Siberian Huskies are one of the most widely recognized dog breeds amongst the 360+ different breeds of dogs. Maybe you have seen one strolling around the neighborhood park or watched them protect the Starks in Game of Thrones. Either way, it’s incredibly easy to recognize the fluffy and wolf-like dog. If you’re considering getting yourself a husky friend, the below article will outline a few important things to know, from how can you tell if a husky is purebred to tips on what to look out for in reputable breeders.
In the modern-day, the term “purebred” is used very loosely. Many people have the understanding that purebred dogs are only bred from parents of the same breed. Not only do the parents have to be of the same breed, but all of the ancestors have to be as well. Often, these pups will have a traceable ancestry through a book called a studbook. This studbook contains data that dates back generations for that family of dogs, including the characteristics of the dog and its ancestors to their birth history.
But being purebred is not just about family. It also takes into consideration the traits specific to a breed. One of the ways to tell if a husky is purebred is to evaluate the dog’s appearance based on the Siberian Husky Standard by the Siberian Husky Club of America. These dogs are especially known for their medium build, balanced proportions, furry coat, and overall great attitude.
Another way is to evaluate the papers provided by the breeder. If the breeder is legitimate, they will show you their registration papers, pedigrees, as well as the mother and father of the puppy. You should also be aware that some breeders will attempt to forge these papers, so make sure to do your research on the documents they provide.
If you want to see what your husky is composed of on a genetic level, consider purchasing a dog DNA test. These tests can tell you many things about your dog, from what breed(s) they are to getting you in contact with their closest relatives. All you need to do is swab your dog’s cheeks, mail the sample, and wait. Most companies will provide you with a comprehensive digital profile of your dog through a website or mobile app in about 2-4 weeks.
For dogs, there is not exactly a set percentage that would make any dog considered purebred. Generally, what goes into consideration when determining a purebred dog is if they follow the national standard for their particular breed, their pedigree, and possible registration with an organization like the American Kennel Club. The only way to truly measure the purebred percentage of your dog is to conduct a dog DNA test. As previously mentioned, this is a service that can identify the breed(s) that your dog’s DNA aligns with down to specific percentages. It is possible for purebred dogs to appear as a mixed breed on these types of tests, but it is relatively uncommon and does not necessarily mean that that dog is not purebred.
One of the most striking features of the husky is their sharp-looking eyes. Many people think of huskies of having blue eyes, but this is not always the case. According to the Siberian Husky Standard, these dogs have almond-shaped brown or blue eyes or a mix of the two colors. Please be reassured that there is nothing wrong with your husky’s eyes if they have one, both, or a combination of these colors!

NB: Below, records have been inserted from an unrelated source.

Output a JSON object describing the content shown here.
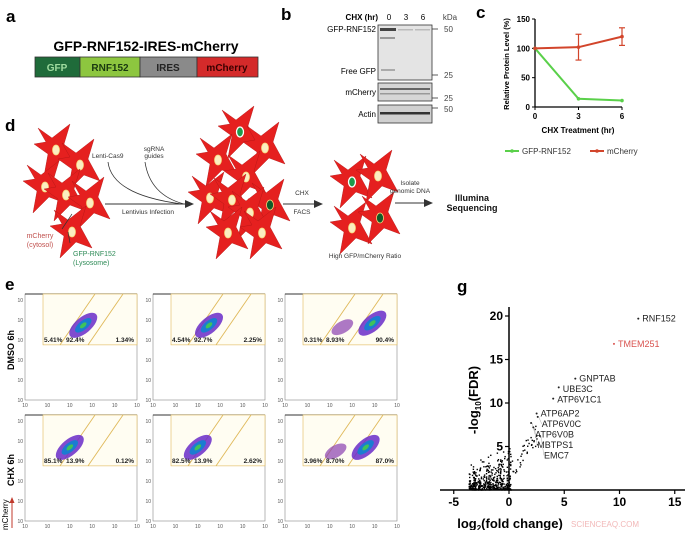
{
  "panels": {
    "a": "a",
    "b": "b",
    "c": "c",
    "d": "d",
    "e": "e",
    "g": "g"
  },
  "construct": {
    "title": "GFP-RNF152-IRES-mCherry",
    "segments": [
      {
        "label": "GFP",
        "color": "#1f6b3a"
      },
      {
        "label": "RNF152",
        "color": "#8dc63f"
      },
      {
        "label": "IRES",
        "color": "#8a8a8a"
      },
      {
        "label": "mCherry",
        "color": "#d42a2a"
      }
    ]
  },
  "blot": {
    "header": "CHX (hr)",
    "lanes": [
      "0",
      "3",
      "6"
    ],
    "unit": "kDa",
    "rows": [
      "GFP-RNF152",
      "Free GFP",
      "mCherry",
      "Actin"
    ],
    "markers": [
      "50",
      "25",
      "25",
      "50"
    ]
  },
  "chart_data": [
    {
      "type": "line",
      "panel": "c",
      "xlabel": "CHX Treatment (hr)",
      "ylabel": "Relative Protein Level (%)",
      "x": [
        0,
        3,
        6
      ],
      "xticks": [
        "0",
        "3",
        "6"
      ],
      "yticks": [
        "0",
        "50",
        "100",
        "150"
      ],
      "ylim": [
        0,
        150
      ],
      "legend": "bottom",
      "series": [
        {
          "name": "GFP-RNF152",
          "values": [
            100,
            14,
            11
          ],
          "color": "#5ad04a"
        },
        {
          "name": "mCherry",
          "values": [
            100,
            102,
            120
          ],
          "error": [
            0,
            22,
            15
          ],
          "color": "#d2452b"
        }
      ]
    },
    {
      "type": "scatter",
      "panel": "g",
      "xlabel": "log2(fold change)",
      "xlabel_main": "log",
      "xlabel_sub": "2",
      "xlabel_rest": "(fold change)",
      "ylabel_main": "-log",
      "ylabel_sub": "10",
      "ylabel_rest": "(FDR)",
      "xticks": [
        "-5",
        "0",
        "5",
        "10",
        "15"
      ],
      "yticks": [
        "5",
        "10",
        "15",
        "20"
      ],
      "xlim": [
        -5,
        15
      ],
      "ylim": [
        0,
        20
      ],
      "labeled_points": [
        {
          "gene": "RNF152",
          "x": 11.7,
          "y": 19.7,
          "color": "#222222"
        },
        {
          "gene": "TMEM251",
          "x": 9.5,
          "y": 16.8,
          "color": "#d9534f"
        },
        {
          "gene": "GNPTAB",
          "x": 6.0,
          "y": 12.8,
          "color": "#222222"
        },
        {
          "gene": "UBE3C",
          "x": 4.5,
          "y": 11.8,
          "color": "#222222"
        },
        {
          "gene": "ATP6V1C1",
          "x": 4.0,
          "y": 10.5,
          "color": "#222222"
        },
        {
          "gene": "ATP6AP2",
          "x": 2.5,
          "y": 8.8,
          "color": "#222222"
        },
        {
          "gene": "ATP6V0C",
          "x": 2.6,
          "y": 8.4,
          "color": "#222222"
        },
        {
          "gene": "ATP6V0B",
          "x": 2.0,
          "y": 7.7,
          "color": "#222222"
        },
        {
          "gene": "MBTPS1",
          "x": 2.2,
          "y": 7.2,
          "color": "#222222"
        },
        {
          "gene": "EMC7",
          "x": 2.8,
          "y": 6.2,
          "color": "#222222"
        }
      ]
    }
  ],
  "screen": {
    "labels": {
      "lenti": "Lenti-Cas9",
      "sgrna1": "sgRNA",
      "sgrna2": "guides",
      "infection": "Lentivius Infection",
      "chx": "CHX",
      "facs": "FACS",
      "isolate1": "Isolate",
      "isolate2": "genomic DNA",
      "illumina1": "Illumina",
      "illumina2": "Sequencing",
      "mcherry1": "mCherry",
      "mcherry2": "(cytosol)",
      "gfp1": "GFP-RNF152",
      "gfp2": "(Lysosome)",
      "ratio": "High GFP/mCherry Ratio"
    }
  },
  "facs": {
    "rows": [
      "DMSO 6h",
      "CHX 6h"
    ],
    "yaxis_label": "mCherry",
    "tick_label": "10",
    "plots": [
      [
        "5.41%",
        "92.4%",
        "1.34%"
      ],
      [
        "4.54%",
        "92.7%",
        "2.25%"
      ],
      [
        "0.31%",
        "8.93%",
        "90.4%"
      ],
      [
        "85.1%",
        "13.9%",
        "0.12%"
      ],
      [
        "82.5%",
        "13.9%",
        "2.62%"
      ],
      [
        "3.96%",
        "8.70%",
        "87.0%"
      ]
    ]
  },
  "watermark": "SCIENCEAQ.COM"
}
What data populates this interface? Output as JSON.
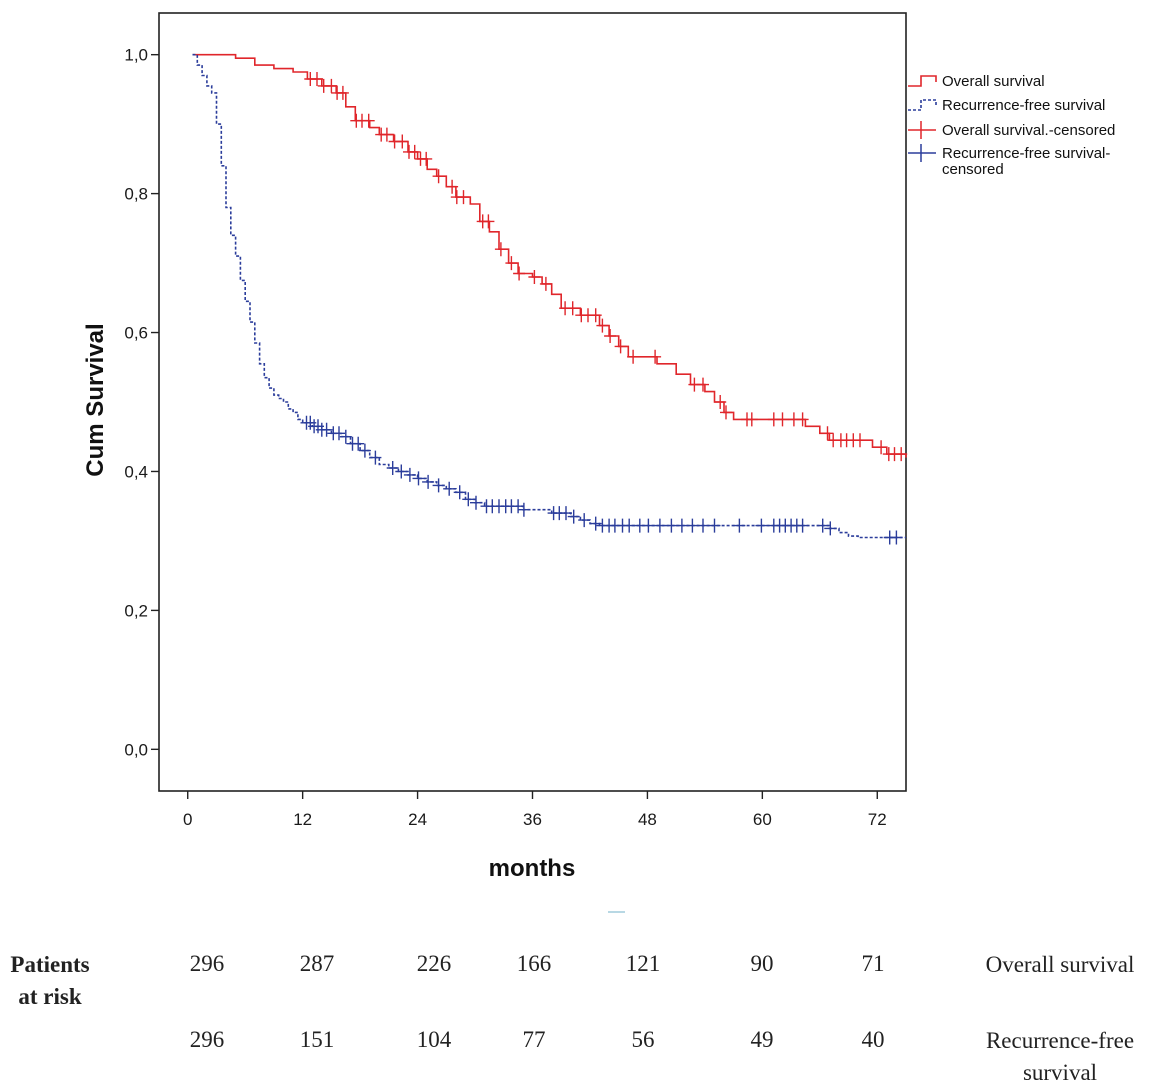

About 40% of the husky population have blue eyes that come in many shades. From icy to softer blues, every husky has a unique set of eyes that will surely swoon any dog lover. Similarly, another 40% of the population have brown eyes. Now don’t get me wrong – brown eyes are just as beautiful and also come in various shades. It is also possible for husky eyes to be bi-eyed (eyes with two different colors) and parti-colored (mix of blue and brown in both eyes).
Most purebreds have mixed-breed ancestors who, over time, were bred until it resulted in offspring with the specific characteristics of a particular breed. Many people will cite about 5-7 generations before a dog is purebred, but it can even be up to 100 generations. This depends on several factors including what the initial gene pool contained, size of the population, what genes are being selected for, and many others. To be sure of a dog’s lineage for their purebred status, a registered pedigree will show you the breed of the parents and preceding relatives, which should all be the same.
While no one is stopping you from doing so, purchasing a dog without papers can lend itself to some risks. Reputable breeders will usually supply you with registration papers, pedigrees, and health screening certificates (OFA and CERF certificates), which can tell you how stable your dog will be. In the case of purebred puppies, these documents will be important for you to prove their heritage. Even if you don’t plan on adopting a purebred dog, these papers can be equally as important, especially in the future health of your pet. Registration papers and pedigrees can show you the level of inbreeding in the dog’s family if any. Inbreeding occurs when closely related dogs are mated, which can result in offspring with many health issues. Having this knowledge will empower you to take the steps needed for your dog’s best health outcomes.
As it refers to huskies and dogs in general, being purebred is somewhat of a mixed bag. While there are different ways to determine whether a dog is purebred, sometimes they don’t always tell the whole story. To increase your chances of adopting a truly purebred husky, look for reputable breeders who can meet with you in person, provide the appropriate certifications and documents, show you the parents, and are registered to reputable organizations like the American Kennel Club. These breeders will ensure not only the quality of the dog but also their stability and health. If you are just curious about your dog’s purebred status, services like dog DNA tests will suffice. In the end, your dog’s health and happiness matter the most regardless of their purebred status.